The American economy, meanwhile, is on a slow but steady rise. Whether that is because, or in spite, of Obama's stimulus package and the Federal Reserve's various money-printing activities, the Western economy that is making up the most ground after the global meltdown of 2008 is the one that has shunned the siren song of cutting its way to prosperity and instead stuck to the 20th century wisdom of using government policy to prime the economic pumps.
Things are, of course, more complicated than that. The declaration of recession in Britain is based on snapshot figures that could yet be revised upward. The U.K. economy is more tightly tied to the suffering of nations such as Spain and Greece, which were top importers of British goods, when they had enough money to import anything.

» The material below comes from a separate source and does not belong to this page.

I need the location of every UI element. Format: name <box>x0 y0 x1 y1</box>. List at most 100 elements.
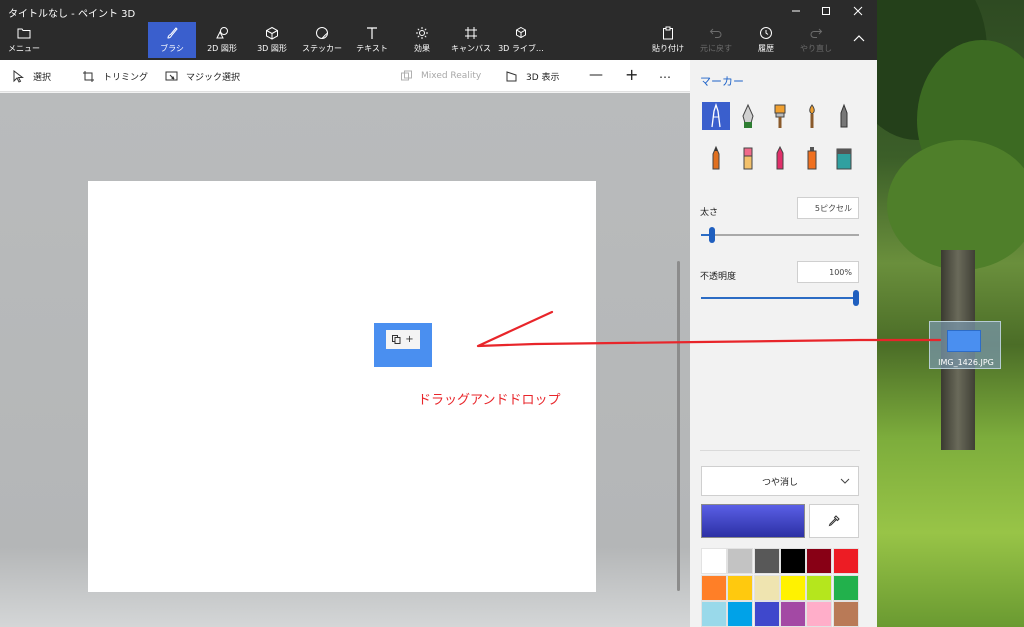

But the graphs drawn by economy watchers show a clear correlation if not causation between the installation of Prime Minister David Cameron's austerity programs, which slashed public sector spending in an attempt to completely erase that government's deficit in just seven years, and the second decline in the nation's economic growth.
In this, Britain's example more clearly illustrates the fate of nations that follow what is now, in America, the Republican line, as laid out by House budget maven Rep. Paul Ryan and endorsed by apparent presidential nominee Mitt Romney: Slash spending and watch as the economy regenerates.
It is still not clear, as the British experience shows, how either a nation's economy or its government's long-range fiscal health are aided by cutting off the flow of money, causing unemployment, reduced consumer spending, anemic tax bases and all the other things that drag down anyone's economy.
National economies are too complicated to draw a simple conclusion from one set of figures. But data available so far suggests that austerity is not the way to growth, or to long-term debt reduction.